Baseline CES-D scores were 17.3 and 16.5 for the tailored and traditional groups, respectively. Post-intervention mean scores were 11.0 and 14.3; 6-month follow-up scores were 13.0 and 15.2, respectively. A significant group by time interaction was found for CES-D scores (F(2, 446)=4.42, p=.013). Follow-up tests revealed that the CES-D scores for the traditional group did not differ over time (F(2, 446)=2.00, p=.137). By contrast, the tailored group showed significantly decreased CES-D scores from baseline to post-test (F(1, 223)=50.34, p<.001); despite the slight rise from post-test to 6-month follow-up, CES-D scores remained lower than baseline (F(1, 223)=19.25, p<.001).
This study demonstrated that a modified, gender-tailored CR program reduced depressive symptoms in women when compared to a traditional program.

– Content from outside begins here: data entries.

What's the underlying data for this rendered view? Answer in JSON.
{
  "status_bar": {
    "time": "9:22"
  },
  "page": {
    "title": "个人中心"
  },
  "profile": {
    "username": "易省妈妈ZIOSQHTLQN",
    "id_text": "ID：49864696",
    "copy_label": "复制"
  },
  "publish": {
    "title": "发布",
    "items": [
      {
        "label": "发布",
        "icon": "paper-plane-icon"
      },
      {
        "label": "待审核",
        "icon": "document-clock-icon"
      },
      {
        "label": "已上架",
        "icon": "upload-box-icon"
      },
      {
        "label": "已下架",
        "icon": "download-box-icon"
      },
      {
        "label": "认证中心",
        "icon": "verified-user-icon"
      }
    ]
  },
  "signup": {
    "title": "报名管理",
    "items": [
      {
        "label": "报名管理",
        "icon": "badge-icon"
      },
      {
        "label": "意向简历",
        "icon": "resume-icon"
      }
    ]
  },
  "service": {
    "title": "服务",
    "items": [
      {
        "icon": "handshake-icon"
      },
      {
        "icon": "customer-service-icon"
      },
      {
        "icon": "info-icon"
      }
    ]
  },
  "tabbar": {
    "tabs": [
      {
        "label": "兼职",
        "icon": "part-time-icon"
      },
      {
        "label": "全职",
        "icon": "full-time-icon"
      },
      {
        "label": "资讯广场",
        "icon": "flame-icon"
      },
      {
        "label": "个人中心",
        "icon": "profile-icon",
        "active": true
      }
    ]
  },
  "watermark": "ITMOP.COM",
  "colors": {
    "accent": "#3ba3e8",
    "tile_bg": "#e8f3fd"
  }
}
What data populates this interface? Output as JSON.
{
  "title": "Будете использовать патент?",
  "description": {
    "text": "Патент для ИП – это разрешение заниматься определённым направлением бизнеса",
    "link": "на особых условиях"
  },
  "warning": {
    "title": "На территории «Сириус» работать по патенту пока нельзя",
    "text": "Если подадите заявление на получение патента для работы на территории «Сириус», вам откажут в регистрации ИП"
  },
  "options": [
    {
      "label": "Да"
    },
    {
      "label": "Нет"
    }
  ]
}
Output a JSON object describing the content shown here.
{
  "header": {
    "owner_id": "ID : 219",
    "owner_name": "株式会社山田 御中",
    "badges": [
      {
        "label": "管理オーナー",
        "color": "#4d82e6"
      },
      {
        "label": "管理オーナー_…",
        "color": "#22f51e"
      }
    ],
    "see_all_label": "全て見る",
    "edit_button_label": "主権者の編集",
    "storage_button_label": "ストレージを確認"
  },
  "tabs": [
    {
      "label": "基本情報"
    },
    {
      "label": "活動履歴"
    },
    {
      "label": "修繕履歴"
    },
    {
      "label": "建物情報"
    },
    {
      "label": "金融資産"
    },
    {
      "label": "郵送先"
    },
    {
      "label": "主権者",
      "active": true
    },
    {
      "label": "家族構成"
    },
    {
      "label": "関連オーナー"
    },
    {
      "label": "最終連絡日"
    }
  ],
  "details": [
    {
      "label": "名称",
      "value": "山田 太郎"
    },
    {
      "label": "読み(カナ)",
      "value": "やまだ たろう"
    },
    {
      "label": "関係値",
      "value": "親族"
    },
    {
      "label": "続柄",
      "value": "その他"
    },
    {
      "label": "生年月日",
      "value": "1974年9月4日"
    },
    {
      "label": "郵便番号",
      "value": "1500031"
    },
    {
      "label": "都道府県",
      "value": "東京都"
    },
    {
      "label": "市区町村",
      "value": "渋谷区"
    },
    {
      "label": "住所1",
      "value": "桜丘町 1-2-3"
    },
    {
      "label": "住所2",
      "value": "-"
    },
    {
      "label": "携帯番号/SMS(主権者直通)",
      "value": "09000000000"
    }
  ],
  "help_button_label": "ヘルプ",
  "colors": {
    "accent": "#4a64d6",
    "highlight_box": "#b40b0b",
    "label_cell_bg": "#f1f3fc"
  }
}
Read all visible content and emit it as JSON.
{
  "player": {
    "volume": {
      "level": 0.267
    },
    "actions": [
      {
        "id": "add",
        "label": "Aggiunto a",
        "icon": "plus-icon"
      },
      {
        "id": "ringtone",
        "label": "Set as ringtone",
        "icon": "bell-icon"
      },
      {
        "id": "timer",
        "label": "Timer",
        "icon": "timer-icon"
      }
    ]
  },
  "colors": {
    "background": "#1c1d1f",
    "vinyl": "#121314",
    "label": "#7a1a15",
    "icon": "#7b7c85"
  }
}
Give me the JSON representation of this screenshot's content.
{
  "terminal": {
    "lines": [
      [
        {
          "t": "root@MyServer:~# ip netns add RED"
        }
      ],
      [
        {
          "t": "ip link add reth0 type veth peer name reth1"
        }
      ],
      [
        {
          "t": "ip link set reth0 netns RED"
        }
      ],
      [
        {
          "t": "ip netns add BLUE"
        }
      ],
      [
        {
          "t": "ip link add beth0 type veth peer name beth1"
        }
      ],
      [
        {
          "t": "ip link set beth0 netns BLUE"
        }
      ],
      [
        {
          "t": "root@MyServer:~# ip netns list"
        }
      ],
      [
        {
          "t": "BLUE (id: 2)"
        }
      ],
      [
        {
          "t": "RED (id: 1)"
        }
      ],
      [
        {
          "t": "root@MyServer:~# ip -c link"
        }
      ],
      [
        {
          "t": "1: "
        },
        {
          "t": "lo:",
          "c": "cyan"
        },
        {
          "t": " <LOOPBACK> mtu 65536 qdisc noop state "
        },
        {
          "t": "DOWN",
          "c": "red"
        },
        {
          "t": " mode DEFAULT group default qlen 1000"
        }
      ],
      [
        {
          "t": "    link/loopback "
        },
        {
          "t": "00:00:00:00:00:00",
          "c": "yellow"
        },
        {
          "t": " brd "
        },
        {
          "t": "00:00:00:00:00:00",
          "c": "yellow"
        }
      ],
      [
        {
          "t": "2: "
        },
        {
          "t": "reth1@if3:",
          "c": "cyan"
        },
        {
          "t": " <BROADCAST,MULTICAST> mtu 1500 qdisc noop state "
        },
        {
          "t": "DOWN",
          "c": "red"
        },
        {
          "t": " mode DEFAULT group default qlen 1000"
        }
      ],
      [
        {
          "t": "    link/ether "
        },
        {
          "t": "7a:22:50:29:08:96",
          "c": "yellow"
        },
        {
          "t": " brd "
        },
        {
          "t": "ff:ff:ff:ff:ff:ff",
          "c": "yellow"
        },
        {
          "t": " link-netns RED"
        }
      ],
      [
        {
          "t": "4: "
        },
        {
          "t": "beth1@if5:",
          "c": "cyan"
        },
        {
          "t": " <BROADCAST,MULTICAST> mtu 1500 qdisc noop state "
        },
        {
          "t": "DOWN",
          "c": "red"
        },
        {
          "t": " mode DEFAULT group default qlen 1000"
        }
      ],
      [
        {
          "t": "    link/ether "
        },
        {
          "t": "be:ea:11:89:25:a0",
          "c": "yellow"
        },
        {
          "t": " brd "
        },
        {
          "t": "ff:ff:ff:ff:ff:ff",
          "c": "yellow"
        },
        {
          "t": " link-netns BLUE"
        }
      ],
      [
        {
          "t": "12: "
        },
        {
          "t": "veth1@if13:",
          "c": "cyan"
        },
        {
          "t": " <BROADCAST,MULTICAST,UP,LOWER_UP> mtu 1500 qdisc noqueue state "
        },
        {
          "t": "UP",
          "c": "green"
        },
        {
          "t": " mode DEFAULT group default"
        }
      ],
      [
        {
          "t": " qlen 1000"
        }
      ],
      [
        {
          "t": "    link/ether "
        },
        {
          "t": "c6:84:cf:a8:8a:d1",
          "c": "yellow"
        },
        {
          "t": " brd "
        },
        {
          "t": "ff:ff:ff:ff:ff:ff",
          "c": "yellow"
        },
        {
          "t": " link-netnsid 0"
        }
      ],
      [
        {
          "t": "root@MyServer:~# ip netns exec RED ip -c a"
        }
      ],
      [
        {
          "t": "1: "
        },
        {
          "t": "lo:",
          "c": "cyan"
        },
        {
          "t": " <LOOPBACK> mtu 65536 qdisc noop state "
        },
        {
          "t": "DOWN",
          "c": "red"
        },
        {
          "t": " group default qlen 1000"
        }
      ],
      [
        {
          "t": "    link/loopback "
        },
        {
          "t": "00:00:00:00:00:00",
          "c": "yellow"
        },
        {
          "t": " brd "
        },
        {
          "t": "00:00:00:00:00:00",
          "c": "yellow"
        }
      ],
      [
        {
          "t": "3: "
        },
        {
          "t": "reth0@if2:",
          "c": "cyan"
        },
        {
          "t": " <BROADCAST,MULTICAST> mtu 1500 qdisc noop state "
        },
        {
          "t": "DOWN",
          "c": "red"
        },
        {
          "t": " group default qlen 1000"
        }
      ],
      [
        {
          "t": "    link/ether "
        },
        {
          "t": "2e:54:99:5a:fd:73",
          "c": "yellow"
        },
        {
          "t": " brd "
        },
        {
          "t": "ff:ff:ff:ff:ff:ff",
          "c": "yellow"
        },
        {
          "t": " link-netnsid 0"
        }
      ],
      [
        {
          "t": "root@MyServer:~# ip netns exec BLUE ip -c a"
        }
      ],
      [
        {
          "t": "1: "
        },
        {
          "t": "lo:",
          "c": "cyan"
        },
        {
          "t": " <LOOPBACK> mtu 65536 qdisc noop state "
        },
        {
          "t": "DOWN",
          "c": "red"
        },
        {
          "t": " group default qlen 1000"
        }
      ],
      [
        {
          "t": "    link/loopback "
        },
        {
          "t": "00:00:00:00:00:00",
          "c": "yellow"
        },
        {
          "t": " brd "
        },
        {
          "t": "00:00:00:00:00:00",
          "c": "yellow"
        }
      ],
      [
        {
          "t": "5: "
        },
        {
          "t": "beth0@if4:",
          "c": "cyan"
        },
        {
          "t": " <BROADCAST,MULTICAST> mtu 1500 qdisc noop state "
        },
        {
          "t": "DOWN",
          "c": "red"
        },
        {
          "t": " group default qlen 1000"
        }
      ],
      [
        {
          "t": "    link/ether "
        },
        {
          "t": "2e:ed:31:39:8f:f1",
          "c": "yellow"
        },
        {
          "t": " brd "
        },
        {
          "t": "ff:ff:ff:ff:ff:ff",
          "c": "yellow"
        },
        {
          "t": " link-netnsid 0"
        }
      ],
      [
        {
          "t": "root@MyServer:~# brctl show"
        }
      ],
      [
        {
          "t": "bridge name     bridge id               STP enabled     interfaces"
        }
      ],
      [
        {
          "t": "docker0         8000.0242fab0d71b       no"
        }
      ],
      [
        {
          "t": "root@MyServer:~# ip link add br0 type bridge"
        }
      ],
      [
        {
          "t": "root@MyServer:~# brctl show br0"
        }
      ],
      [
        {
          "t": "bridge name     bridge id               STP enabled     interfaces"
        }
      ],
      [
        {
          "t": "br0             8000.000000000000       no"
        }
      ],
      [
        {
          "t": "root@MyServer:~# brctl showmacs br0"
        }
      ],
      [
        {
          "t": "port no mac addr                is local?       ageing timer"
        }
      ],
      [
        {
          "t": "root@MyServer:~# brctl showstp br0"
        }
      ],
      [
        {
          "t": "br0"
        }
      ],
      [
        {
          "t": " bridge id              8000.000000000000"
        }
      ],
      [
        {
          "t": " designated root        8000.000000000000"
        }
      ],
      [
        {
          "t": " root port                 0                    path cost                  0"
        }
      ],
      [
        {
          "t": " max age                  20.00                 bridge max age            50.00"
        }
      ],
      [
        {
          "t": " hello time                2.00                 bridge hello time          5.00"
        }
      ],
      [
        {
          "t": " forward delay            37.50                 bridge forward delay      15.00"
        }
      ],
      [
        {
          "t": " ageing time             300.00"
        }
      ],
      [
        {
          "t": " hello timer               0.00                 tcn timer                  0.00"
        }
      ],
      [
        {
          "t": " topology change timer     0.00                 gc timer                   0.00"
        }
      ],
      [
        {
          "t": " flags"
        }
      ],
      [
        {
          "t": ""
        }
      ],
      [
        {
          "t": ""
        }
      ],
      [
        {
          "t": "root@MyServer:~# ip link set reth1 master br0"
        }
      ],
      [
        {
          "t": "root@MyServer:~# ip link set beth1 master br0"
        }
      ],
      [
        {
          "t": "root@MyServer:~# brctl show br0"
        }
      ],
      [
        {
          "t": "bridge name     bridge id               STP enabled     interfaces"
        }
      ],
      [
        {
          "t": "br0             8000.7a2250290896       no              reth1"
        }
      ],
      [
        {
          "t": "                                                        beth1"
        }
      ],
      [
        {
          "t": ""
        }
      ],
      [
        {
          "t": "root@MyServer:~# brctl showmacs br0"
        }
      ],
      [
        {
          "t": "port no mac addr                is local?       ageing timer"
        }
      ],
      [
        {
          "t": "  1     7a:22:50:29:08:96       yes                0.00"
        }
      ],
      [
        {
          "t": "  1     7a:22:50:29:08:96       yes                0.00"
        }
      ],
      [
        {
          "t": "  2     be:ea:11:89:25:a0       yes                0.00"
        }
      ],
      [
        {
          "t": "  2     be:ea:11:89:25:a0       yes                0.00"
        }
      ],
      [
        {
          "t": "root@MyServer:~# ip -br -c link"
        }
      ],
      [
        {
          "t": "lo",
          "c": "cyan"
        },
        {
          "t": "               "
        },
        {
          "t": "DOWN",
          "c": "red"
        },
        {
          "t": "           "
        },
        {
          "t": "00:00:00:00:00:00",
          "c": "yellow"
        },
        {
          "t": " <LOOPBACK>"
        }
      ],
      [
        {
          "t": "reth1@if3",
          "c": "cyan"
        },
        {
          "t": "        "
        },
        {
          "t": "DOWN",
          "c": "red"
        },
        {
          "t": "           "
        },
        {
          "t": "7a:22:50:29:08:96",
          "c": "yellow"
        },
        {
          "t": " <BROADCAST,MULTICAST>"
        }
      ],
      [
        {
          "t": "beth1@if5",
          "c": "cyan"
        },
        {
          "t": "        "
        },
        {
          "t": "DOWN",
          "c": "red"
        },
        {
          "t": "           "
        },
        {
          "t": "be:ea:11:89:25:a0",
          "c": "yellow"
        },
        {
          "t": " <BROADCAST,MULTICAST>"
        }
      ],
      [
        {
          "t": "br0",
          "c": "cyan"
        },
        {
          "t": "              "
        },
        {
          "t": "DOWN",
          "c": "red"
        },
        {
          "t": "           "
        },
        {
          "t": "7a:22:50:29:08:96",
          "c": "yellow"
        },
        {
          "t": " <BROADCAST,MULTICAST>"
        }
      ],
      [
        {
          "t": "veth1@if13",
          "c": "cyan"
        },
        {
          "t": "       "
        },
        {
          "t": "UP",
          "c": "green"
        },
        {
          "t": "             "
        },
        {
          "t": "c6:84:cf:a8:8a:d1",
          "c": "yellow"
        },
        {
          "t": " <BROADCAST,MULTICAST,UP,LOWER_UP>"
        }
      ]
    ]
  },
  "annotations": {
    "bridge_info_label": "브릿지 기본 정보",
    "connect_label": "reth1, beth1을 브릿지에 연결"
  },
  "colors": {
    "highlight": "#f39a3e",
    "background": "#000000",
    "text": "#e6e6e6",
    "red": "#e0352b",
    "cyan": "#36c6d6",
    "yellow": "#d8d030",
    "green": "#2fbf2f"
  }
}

To the extent that depression hinders CR adherence, such tailored programs have potential to improve outcomes for women by maximizing adherence. Future studies should explore the mechanism by which such programs produce benefits.
抑郁症与冠心病(CHD)同时发生。抑郁症也可能通过降低依从性来抑制心脏康复(CR)计划的有效性。女性中更高的抑郁症患病率可能使她们更有可能不遵医嘱。
评估一种改良的、基于阶段变化匹配的、针对女性的 CR 计划,以减少 CHD 女性的抑郁症状。
一项两组成组随机临床试验比较了传统 12 周 CR 计划中女性的抑郁症状与接受基于行为变化跨理论模型的动机访谈指导的量身定制计划的女性的抑郁症状。实验组的女性还参加了一项排除男性的针对女性的锻炼方案。在基线、干预后和 6 个月随访时,使用流行病学研究中心抑郁量表(CES-D)对 225 名女性进行评估。方差分析用于比较随时间变化的抑郁评分变化。
量身定制组和传统组的基线 CES-D 评分分别为 17.3 和 16.5。干预后的平均分数分别为 11.0 和 14.3;6 个月随访时的分数分别为 13.0 和 15.2。CES-D 评分存在显著的组间时间交互作用(F(2, 446)=4.42, p=.013)。随访测试显示,传统组的 CES-D 评分在随访期间没有差异(F(2, 446)=2.00, p=.137)。相比之下,量身定制组从基线到后测 CES-D 评分显著降低(F(1, 223)=50.34, p<.001);尽管后测到 6 个月随访期间略有上升,但 CES-D 评分仍低于基线(F(1, 223)=19.25, p<.001)。
与传统计划相比,这项研究表明,改良的、针对女性的 CR 计划可降低女性的抑郁症状。在某种程度上,抑郁会阻碍 CR 的依从性,因此,这种量身定制的计划通过最大限度地提高依从性,有可能改善女性的结局。未来的研究应探讨此类计划产生益处的机制。